A L’Aube de Ma Nuit 

L’obscurité du monde et de la salle de cinéma se confondent, on est en 2021 et la toile blanche s’illumine, on y projette Ma Nuit, premier film d’Antoinette Boulat. 

Marion, Lou Lampros, déambule sur le fil de sa vie dans les rues d’un Paris âpre, froid et déserté. Alex, Tom Mercier, jeune homme dont l’attitude se pose en contraste avec cette âpreté, lui propose de franchir la nuit à ses côtés. 

Si chacune de ces première, seconde et troisième vagues nous ont emportés au large et nous ont submergés – la jeunesse notamment, dont il est ici question – la poésie de ce premier film nous donne comme une impulsion pour remonter à la surface. Cette poésie est d’une force digne d’un mouvement new wave. Noyade devient bain de minuit. Se jeter dans la Seine sans se donner la mort, c’est ne plus avoir peur, c’est la liberté. 

La chaleur, la lumière, l’aube de Ma Nuit, c’est le sourire de Lou Lampros, la douce voix de Tom Mercier, la justesse de deux voix, aussi envoûtantes que celles d’Emmanuelle Riva et d’Eiji Okada, c’est deux voix qui jamais ne se superposent, qui s’écoutent toujours, c’est la rencontre.

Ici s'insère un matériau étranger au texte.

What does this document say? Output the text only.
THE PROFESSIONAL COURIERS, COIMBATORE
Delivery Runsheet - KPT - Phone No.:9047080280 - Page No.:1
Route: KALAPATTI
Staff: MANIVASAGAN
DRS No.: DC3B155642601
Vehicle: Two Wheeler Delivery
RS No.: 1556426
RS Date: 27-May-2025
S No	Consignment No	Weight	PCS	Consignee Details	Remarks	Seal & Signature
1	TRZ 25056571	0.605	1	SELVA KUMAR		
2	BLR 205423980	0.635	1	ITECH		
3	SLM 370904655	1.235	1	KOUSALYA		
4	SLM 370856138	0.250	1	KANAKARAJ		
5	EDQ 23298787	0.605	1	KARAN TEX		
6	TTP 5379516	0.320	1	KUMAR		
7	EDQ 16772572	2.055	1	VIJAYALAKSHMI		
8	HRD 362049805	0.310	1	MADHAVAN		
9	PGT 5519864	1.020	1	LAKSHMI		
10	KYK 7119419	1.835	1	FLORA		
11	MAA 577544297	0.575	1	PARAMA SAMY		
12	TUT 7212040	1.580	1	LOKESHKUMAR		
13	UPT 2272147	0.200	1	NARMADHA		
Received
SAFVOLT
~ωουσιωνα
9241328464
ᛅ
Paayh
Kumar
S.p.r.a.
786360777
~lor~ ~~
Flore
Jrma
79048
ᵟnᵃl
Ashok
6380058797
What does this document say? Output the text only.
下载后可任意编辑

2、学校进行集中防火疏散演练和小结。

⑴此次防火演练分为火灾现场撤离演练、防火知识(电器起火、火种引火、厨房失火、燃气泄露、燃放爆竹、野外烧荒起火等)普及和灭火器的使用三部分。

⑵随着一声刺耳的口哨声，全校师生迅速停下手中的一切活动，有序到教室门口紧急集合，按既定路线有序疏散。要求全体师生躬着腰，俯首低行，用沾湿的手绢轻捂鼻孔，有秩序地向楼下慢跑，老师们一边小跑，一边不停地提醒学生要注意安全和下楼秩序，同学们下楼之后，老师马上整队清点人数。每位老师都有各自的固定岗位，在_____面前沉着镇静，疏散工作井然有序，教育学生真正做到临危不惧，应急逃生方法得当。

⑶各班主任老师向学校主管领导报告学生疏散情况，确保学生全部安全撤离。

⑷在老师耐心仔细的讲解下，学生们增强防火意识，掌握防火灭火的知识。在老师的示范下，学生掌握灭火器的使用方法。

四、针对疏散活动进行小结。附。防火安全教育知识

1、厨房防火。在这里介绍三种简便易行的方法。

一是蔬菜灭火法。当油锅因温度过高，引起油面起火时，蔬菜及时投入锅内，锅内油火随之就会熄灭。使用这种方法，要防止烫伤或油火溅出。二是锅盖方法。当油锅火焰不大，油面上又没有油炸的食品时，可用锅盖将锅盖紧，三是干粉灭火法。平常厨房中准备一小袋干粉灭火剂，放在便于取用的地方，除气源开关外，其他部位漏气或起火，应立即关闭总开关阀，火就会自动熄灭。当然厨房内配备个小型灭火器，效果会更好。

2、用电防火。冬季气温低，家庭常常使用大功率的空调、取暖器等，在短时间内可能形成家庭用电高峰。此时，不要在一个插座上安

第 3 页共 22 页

Sommes-nous encore capables de vouloir du bien aux inconnus ? « Ti voglio bene », aimer, en italien, c’est vouloir du bien… 

Ce film nous veut du bien, la façon dont Antoinette Boulat capte les rayons du soleil, la chaleur que l’on peut trouver lorsque deux âmes s’effleurent, peut redonner espoir à nos corps en deuil de nos rêves, et, qui sait, inspirer cet élan nouveau dont le cinéma a tellement besoin.